Pennsylvania farmland tax program altered
BY ROBERT SWIFT
HARRISBURG – Pennsylvania’s program to preserve private farmland and forests through tax breaks is being altered to accommodate development of natural gas deposits and wind and solar power.
The “Clean and Green” program, which dates to 1974, allows farmland, woodland and open land to be assessed at its use value rather than fair market value, thus giving farmers a break on school property taxes.
This program is considered to be largely successful; to be eligible landowners must have at least 10 acres of farm, forest or open land and prove they earn at least $2,000 annual gross income from farming their land. Under rules in effect during most of the program’s existence, if a landowner decides to convert any part of land enrolled in Clean and Green to some other use, he must pay roll-back property taxes reflecting the difference between use value and fair market value on the entire tract of land.

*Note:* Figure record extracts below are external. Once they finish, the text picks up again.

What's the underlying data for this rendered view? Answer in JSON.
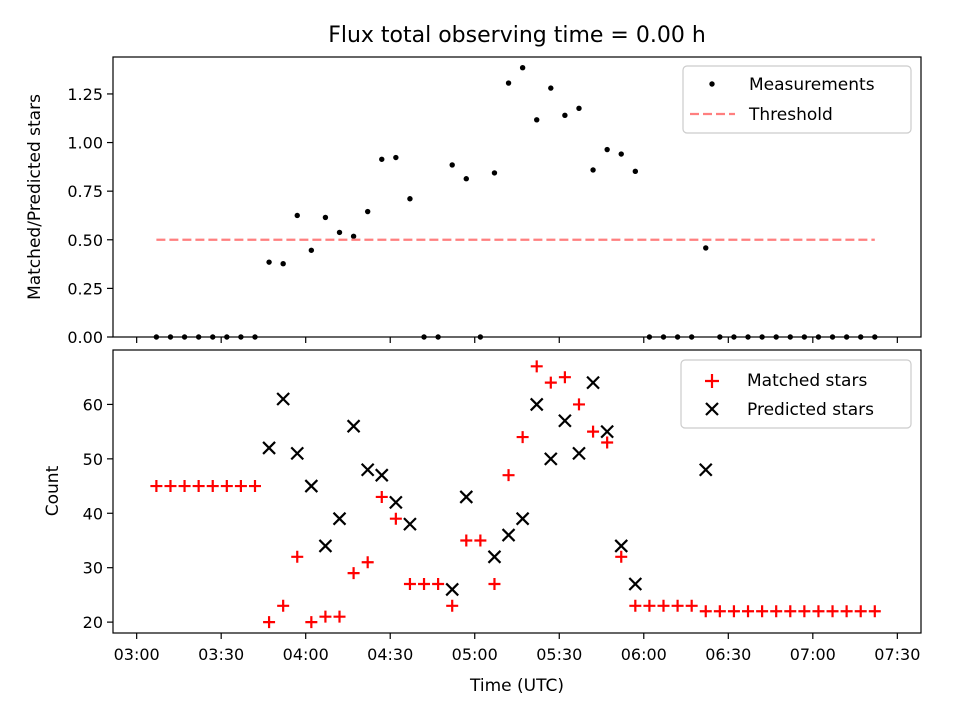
{
  "chart_data": [
    {
      "type": "scatter",
      "title": "Flux total observing time = 0.00 h",
      "ylabel": "Matched/Predicted stars",
      "xlabel": "",
      "xlim": [
        "03:00",
        "07:30"
      ],
      "ylim": [
        0,
        1.44
      ],
      "yticks": [
        "0.00",
        "0.25",
        "0.50",
        "0.75",
        "1.00",
        "1.25"
      ],
      "legend": "top-right",
      "grid": false,
      "series": [
        {
          "name": "Measurements",
          "kind": "dot",
          "color": "#000000",
          "points": [
            [
              "03:07",
              0
            ],
            [
              "03:12",
              0
            ],
            [
              "03:17",
              0
            ],
            [
              "03:22",
              0
            ],
            [
              "03:27",
              0
            ],
            [
              "03:32",
              0
            ],
            [
              "03:37",
              0
            ],
            [
              "03:42",
              0
            ],
            [
              "03:47",
              0.385
            ],
            [
              "03:52",
              0.377
            ],
            [
              "03:57",
              0.625
            ],
            [
              "04:02",
              0.446
            ],
            [
              "04:07",
              0.615
            ],
            [
              "04:12",
              0.538
            ],
            [
              "04:17",
              0.518
            ],
            [
              "04:22",
              0.645
            ],
            [
              "04:27",
              0.914
            ],
            [
              "04:32",
              0.923
            ],
            [
              "04:37",
              0.711
            ],
            [
              "04:42",
              0
            ],
            [
              "04:47",
              0
            ],
            [
              "04:52",
              0.885
            ],
            [
              "04:57",
              0.814
            ],
            [
              "05:02",
              0
            ],
            [
              "05:07",
              0.844
            ],
            [
              "05:12",
              1.306
            ],
            [
              "05:17",
              1.385
            ],
            [
              "05:22",
              1.117
            ],
            [
              "05:27",
              1.28
            ],
            [
              "05:32",
              1.14
            ],
            [
              "05:37",
              1.176
            ],
            [
              "05:42",
              0.859
            ],
            [
              "05:47",
              0.964
            ],
            [
              "05:52",
              0.941
            ],
            [
              "05:57",
              0.852
            ],
            [
              "06:02",
              0
            ],
            [
              "06:07",
              0
            ],
            [
              "06:12",
              0
            ],
            [
              "06:17",
              0
            ],
            [
              "06:22",
              0.458
            ],
            [
              "06:27",
              0
            ],
            [
              "06:32",
              0
            ],
            [
              "06:37",
              0
            ],
            [
              "06:42",
              0
            ],
            [
              "06:47",
              0
            ],
            [
              "06:52",
              0
            ],
            [
              "06:57",
              0
            ],
            [
              "07:02",
              0
            ],
            [
              "07:07",
              0
            ],
            [
              "07:12",
              0
            ],
            [
              "07:17",
              0
            ],
            [
              "07:22",
              0
            ]
          ]
        },
        {
          "name": "Threshold",
          "kind": "dashed-line",
          "color": "#ff7f7f",
          "points": [
            [
              "03:07",
              0.5
            ],
            [
              "07:22",
              0.5
            ]
          ]
        }
      ]
    },
    {
      "type": "scatter",
      "title": "",
      "ylabel": "Count",
      "xlabel": "Time (UTC)",
      "xlim": [
        "03:00",
        "07:30"
      ],
      "ylim": [
        18,
        70
      ],
      "yticks": [
        "20",
        "30",
        "40",
        "50",
        "60"
      ],
      "xticks": [
        "03:00",
        "03:30",
        "04:00",
        "04:30",
        "05:00",
        "05:30",
        "06:00",
        "06:30",
        "07:00",
        "07:30"
      ],
      "legend": "top-right",
      "grid": false,
      "series": [
        {
          "name": "Matched stars",
          "kind": "plus",
          "color": "#ff0000",
          "points": [
            [
              "03:07",
              45
            ],
            [
              "03:12",
              45
            ],
            [
              "03:17",
              45
            ],
            [
              "03:22",
              45
            ],
            [
              "03:27",
              45
            ],
            [
              "03:32",
              45
            ],
            [
              "03:37",
              45
            ],
            [
              "03:42",
              45
            ],
            [
              "03:47",
              20
            ],
            [
              "03:52",
              23
            ],
            [
              "03:57",
              32
            ],
            [
              "04:02",
              20
            ],
            [
              "04:07",
              21
            ],
            [
              "04:12",
              21
            ],
            [
              "04:17",
              29
            ],
            [
              "04:22",
              31
            ],
            [
              "04:27",
              43
            ],
            [
              "04:32",
              39
            ],
            [
              "04:37",
              27
            ],
            [
              "04:42",
              27
            ],
            [
              "04:47",
              27
            ],
            [
              "04:52",
              23
            ],
            [
              "04:57",
              35
            ],
            [
              "05:02",
              35
            ],
            [
              "05:07",
              27
            ],
            [
              "05:12",
              47
            ],
            [
              "05:17",
              54
            ],
            [
              "05:22",
              67
            ],
            [
              "05:27",
              64
            ],
            [
              "05:32",
              65
            ],
            [
              "05:37",
              60
            ],
            [
              "05:42",
              55
            ],
            [
              "05:47",
              53
            ],
            [
              "05:52",
              32
            ],
            [
              "05:57",
              23
            ],
            [
              "06:02",
              23
            ],
            [
              "06:07",
              23
            ],
            [
              "06:12",
              23
            ],
            [
              "06:17",
              23
            ],
            [
              "06:22",
              22
            ],
            [
              "06:27",
              22
            ],
            [
              "06:32",
              22
            ],
            [
              "06:37",
              22
            ],
            [
              "06:42",
              22
            ],
            [
              "06:47",
              22
            ],
            [
              "06:52",
              22
            ],
            [
              "06:57",
              22
            ],
            [
              "07:02",
              22
            ],
            [
              "07:07",
              22
            ],
            [
              "07:12",
              22
            ],
            [
              "07:17",
              22
            ],
            [
              "07:22",
              22
            ]
          ]
        },
        {
          "name": "Predicted stars",
          "kind": "cross",
          "color": "#000000",
          "points": [
            [
              "03:47",
              52
            ],
            [
              "03:52",
              61
            ],
            [
              "03:57",
              51
            ],
            [
              "04:02",
              45
            ],
            [
              "04:07",
              34
            ],
            [
              "04:12",
              39
            ],
            [
              "04:17",
              56
            ],
            [
              "04:22",
              48
            ],
            [
              "04:27",
              47
            ],
            [
              "04:32",
              42
            ],
            [
              "04:37",
              38
            ],
            [
              "04:52",
              26
            ],
            [
              "04:57",
              43
            ],
            [
              "05:07",
              32
            ],
            [
              "05:12",
              36
            ],
            [
              "05:17",
              39
            ],
            [
              "05:22",
              60
            ],
            [
              "05:27",
              50
            ],
            [
              "05:32",
              57
            ],
            [
              "05:37",
              51
            ],
            [
              "05:42",
              64
            ],
            [
              "05:47",
              55
            ],
            [
              "05:52",
              34
            ],
            [
              "05:57",
              27
            ],
            [
              "06:22",
              48
            ]
          ]
        }
      ]
    }
  ]
}
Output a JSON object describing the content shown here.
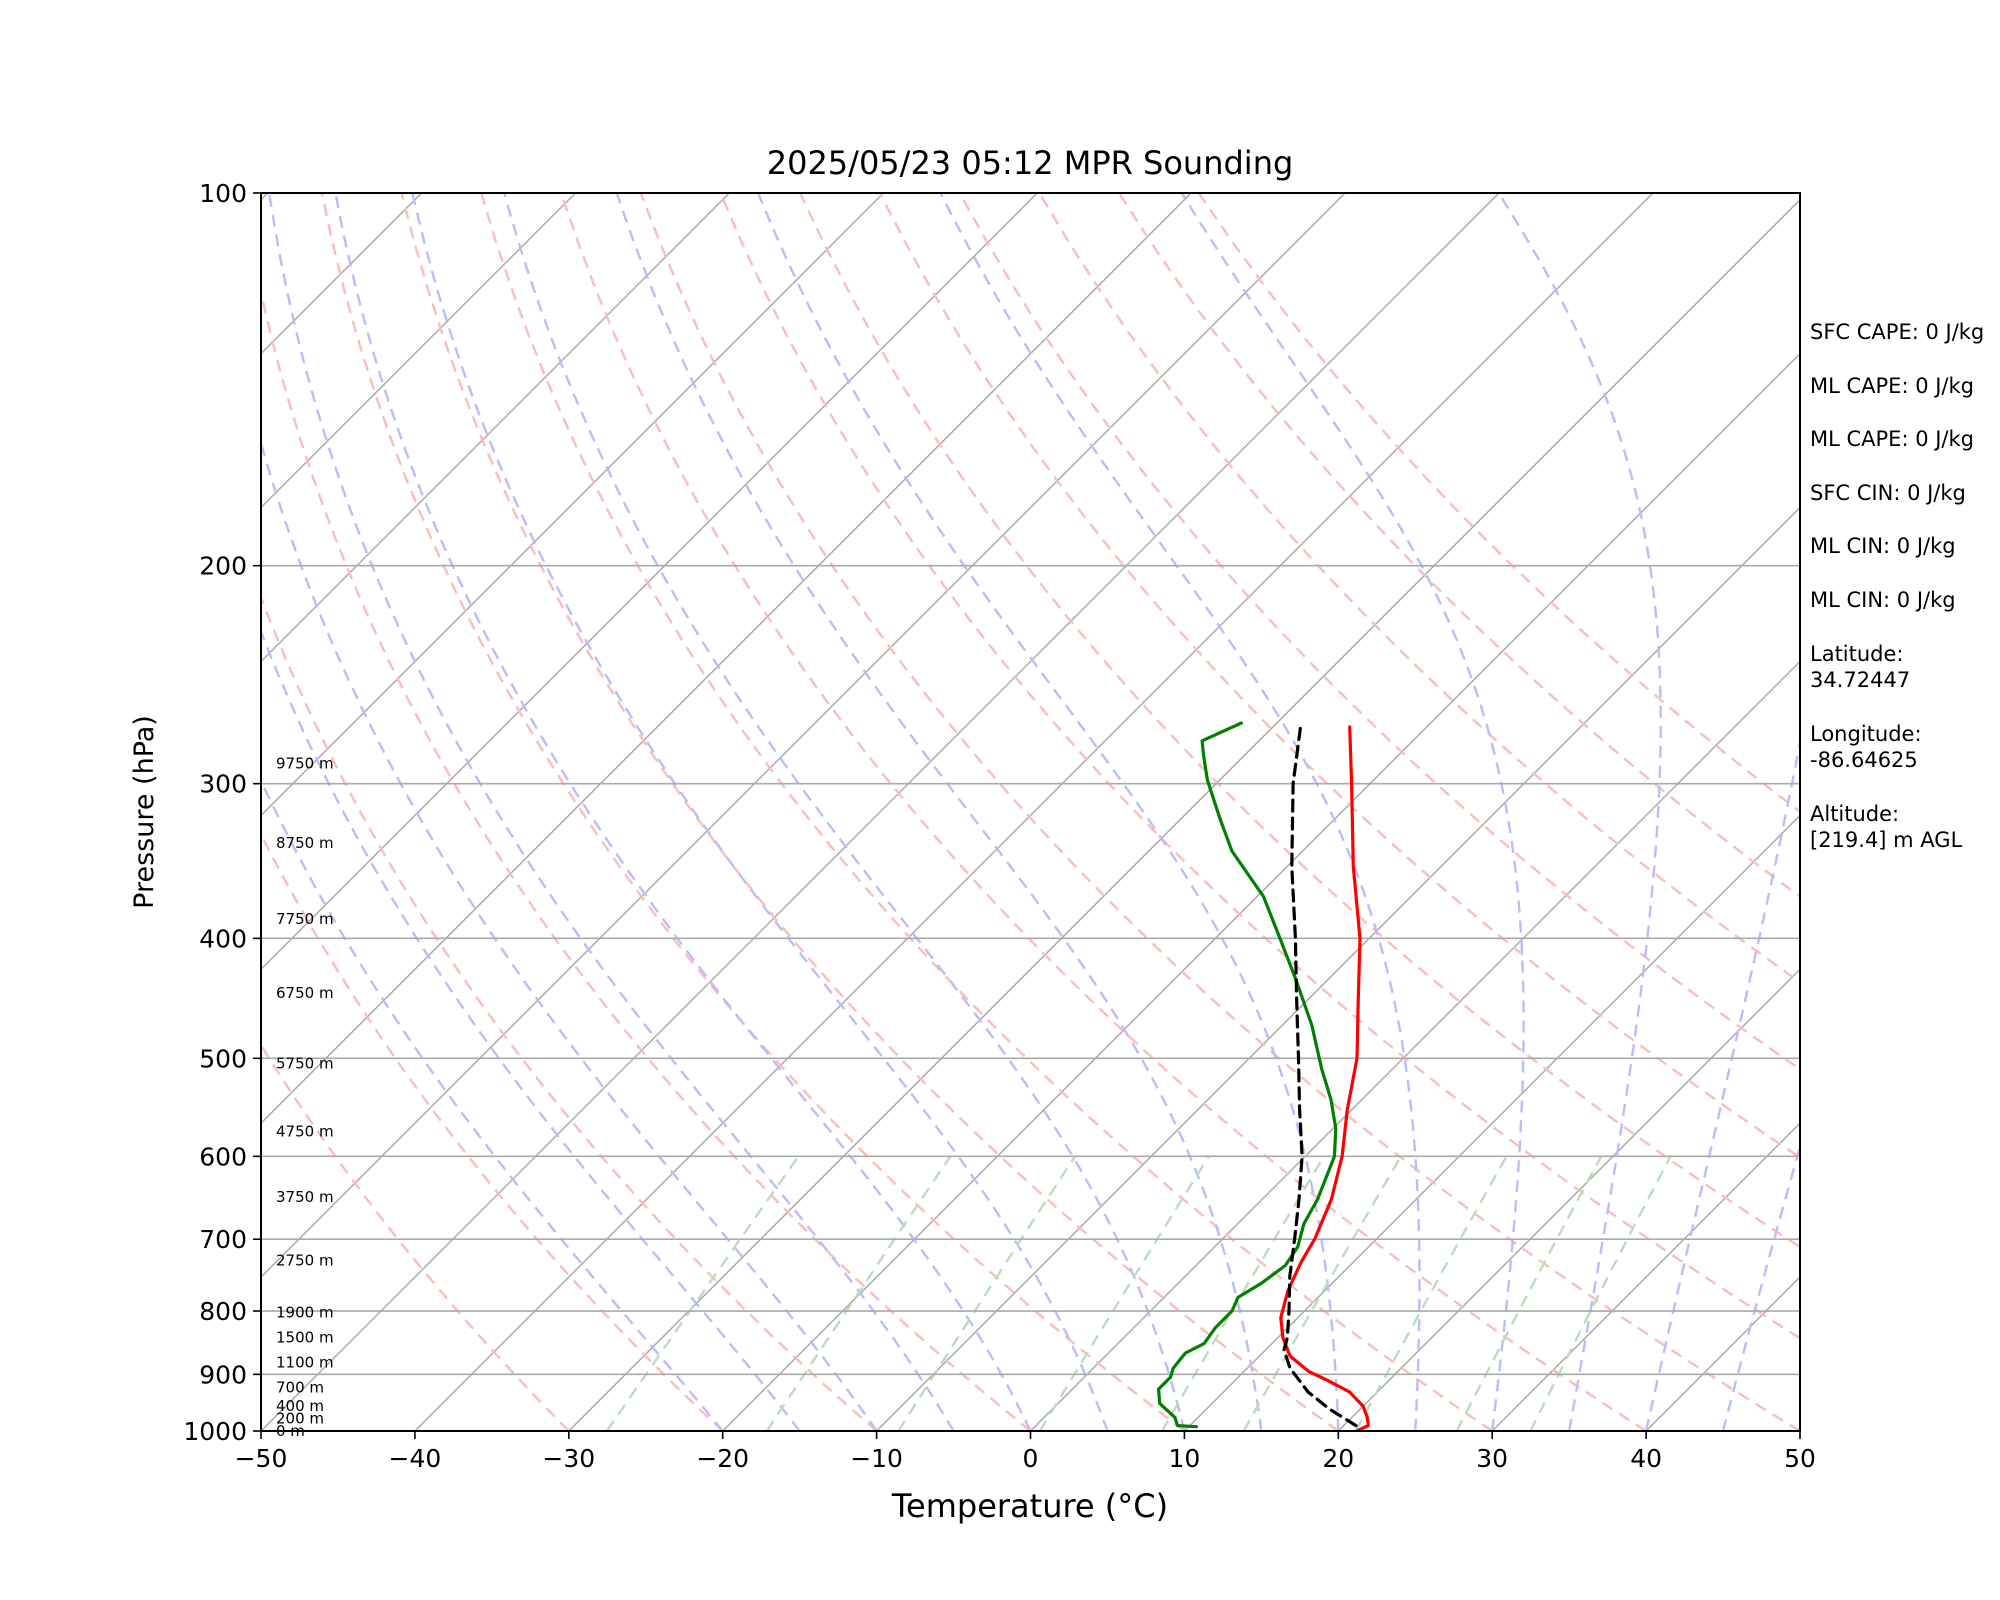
{
  "chart_data": {
    "type": "line",
    "title": "2025/05/23 05:12 MPR Sounding",
    "xlabel": "Temperature (°C)",
    "ylabel": "Pressure (hPa)",
    "xlim": [
      -50,
      50
    ],
    "ylim": [
      1000,
      100
    ],
    "y_scale": "log",
    "x_ticks": [
      -50,
      -40,
      -30,
      -20,
      -10,
      0,
      10,
      20,
      30,
      40,
      50
    ],
    "x_tick_labels": [
      "−50",
      "−40",
      "−30",
      "−20",
      "−10",
      "0",
      "10",
      "20",
      "30",
      "40",
      "50"
    ],
    "y_ticks": [
      1000,
      900,
      800,
      700,
      600,
      500,
      400,
      300,
      200,
      100
    ],
    "y_tick_labels": [
      "1000",
      "900",
      "800",
      "700",
      "600",
      "500",
      "400",
      "300",
      "200",
      "100"
    ],
    "grid": true,
    "series": [
      {
        "color": "#ff0000",
        "points": [
          [
            1000,
            21.2
          ],
          [
            990,
            21.6
          ],
          [
            975,
            21.0
          ],
          [
            955,
            20.0
          ],
          [
            930,
            18.2
          ],
          [
            910,
            16.0
          ],
          [
            895,
            14.2
          ],
          [
            870,
            12.0
          ],
          [
            840,
            10.3
          ],
          [
            810,
            8.9
          ],
          [
            770,
            7.6
          ],
          [
            730,
            6.6
          ],
          [
            700,
            6.0
          ],
          [
            650,
            4.5
          ],
          [
            600,
            2.4
          ],
          [
            550,
            -0.3
          ],
          [
            500,
            -3.0
          ],
          [
            450,
            -6.6
          ],
          [
            400,
            -10.6
          ],
          [
            350,
            -15.7
          ],
          [
            300,
            -21.2
          ],
          [
            270,
            -25.0
          ]
        ]
      },
      {
        "color": "#008000",
        "points": [
          [
            992,
            10.5
          ],
          [
            990,
            9.2
          ],
          [
            975,
            8.5
          ],
          [
            950,
            6.6
          ],
          [
            925,
            5.6
          ],
          [
            905,
            5.6
          ],
          [
            890,
            5.2
          ],
          [
            865,
            5.0
          ],
          [
            850,
            5.6
          ],
          [
            825,
            5.3
          ],
          [
            800,
            5.3
          ],
          [
            780,
            4.8
          ],
          [
            760,
            5.4
          ],
          [
            735,
            5.8
          ],
          [
            710,
            5.4
          ],
          [
            680,
            4.3
          ],
          [
            650,
            3.6
          ],
          [
            600,
            1.9
          ],
          [
            570,
            0.2
          ],
          [
            540,
            -2.0
          ],
          [
            510,
            -4.6
          ],
          [
            470,
            -8.1
          ],
          [
            430,
            -12.3
          ],
          [
            400,
            -15.8
          ],
          [
            370,
            -19.6
          ],
          [
            340,
            -24.6
          ],
          [
            320,
            -27.5
          ],
          [
            298,
            -30.8
          ],
          [
            285,
            -32.6
          ],
          [
            277,
            -33.7
          ],
          [
            268,
            -32.3
          ]
        ]
      },
      {
        "color": "#000000",
        "style": "dashed",
        "points": [
          [
            990,
            20.8
          ],
          [
            960,
            18.0
          ],
          [
            930,
            15.5
          ],
          [
            890,
            12.8
          ],
          [
            860,
            11.2
          ],
          [
            840,
            10.6
          ],
          [
            800,
            9.0
          ],
          [
            750,
            6.8
          ],
          [
            700,
            4.7
          ],
          [
            650,
            2.4
          ],
          [
            600,
            -0.2
          ],
          [
            550,
            -3.4
          ],
          [
            500,
            -6.8
          ],
          [
            450,
            -10.6
          ],
          [
            400,
            -14.8
          ],
          [
            350,
            -19.7
          ],
          [
            300,
            -25.0
          ],
          [
            270,
            -28.2
          ]
        ]
      }
    ],
    "height_labels": [
      {
        "text": "0 m",
        "p": 1000
      },
      {
        "text": "200 m",
        "p": 977
      },
      {
        "text": "400 m",
        "p": 955
      },
      {
        "text": "700 m",
        "p": 922
      },
      {
        "text": "1100 m",
        "p": 880
      },
      {
        "text": "1500 m",
        "p": 840
      },
      {
        "text": "1900 m",
        "p": 802
      },
      {
        "text": "2750 m",
        "p": 728
      },
      {
        "text": "3750 m",
        "p": 647
      },
      {
        "text": "4750 m",
        "p": 573
      },
      {
        "text": "5750 m",
        "p": 505
      },
      {
        "text": "6750 m",
        "p": 443
      },
      {
        "text": "7750 m",
        "p": 386
      },
      {
        "text": "8750 m",
        "p": 335
      },
      {
        "text": "9750 m",
        "p": 289
      }
    ],
    "background_lines": {
      "isotherms": {
        "color": "#aaaaaa"
      },
      "dry_adiabats": {
        "color": "#ffbbbb",
        "style": "dashed"
      },
      "moist_adiabats": {
        "color": "#bbbbff",
        "style": "dashed"
      },
      "mixing_ratio_lines": {
        "color": "#bbddbb",
        "style": "dashed"
      }
    }
  },
  "stats": [
    "SFC CAPE: 0 J/kg",
    "ML CAPE: 0 J/kg",
    "ML CAPE: 0 J/kg",
    "SFC CIN: 0 J/kg",
    "ML CIN: 0 J/kg",
    "ML CIN: 0 J/kg",
    "Latitude:\n34.72447",
    "Longitude:\n-86.64625",
    "Altitude:\n[219.4] m AGL"
  ]
}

Now lawmakers are moving to allow natural gas drilling and development of wind and solar power and other alternative energy on portions of land enrolled under Clean and Green rules without jeopardizing an entire tract’s preferential tax assessment.
A bill awaiting Gov. Ed Rendell’s signature would allow farmers to lease property for wind power without roll-back property taxes being applied to the entire tract. Roll-back property taxes would apply only to the land used for the wind power system and related structures such as power transmission lines.
In addition, the bill provides that a farmer can locate a solar-power system on enrolled land, for example, without losing the preferred tax assessment if more than half the power produced is used on site.
House lawmakers voted final approval to this measure earlier this week.
The bill will boost development of homegrown energy and provide farmers with additional revenue, said Rep. Tom Houghton, D-13, Cochranville, the bill sponsor.
This bill follows in the wake of another Clean and Green revision that became law last month. Sponsored by Sen. Gene Yaw, R-23, Williamsport, this law makes landowners who lease land and mineral rights for natural gas development subject to roll-back taxes only for the well site, not the entire tract enrolled in Clean and Green.
“These common sense revisions … are a win-win for our agriculture community and for responsible Marcellus Shale development in the Commonwealth,” said Kathryn Klaber, president of the Marcellus Shale Coalition, an industry trade group, when the law was signed.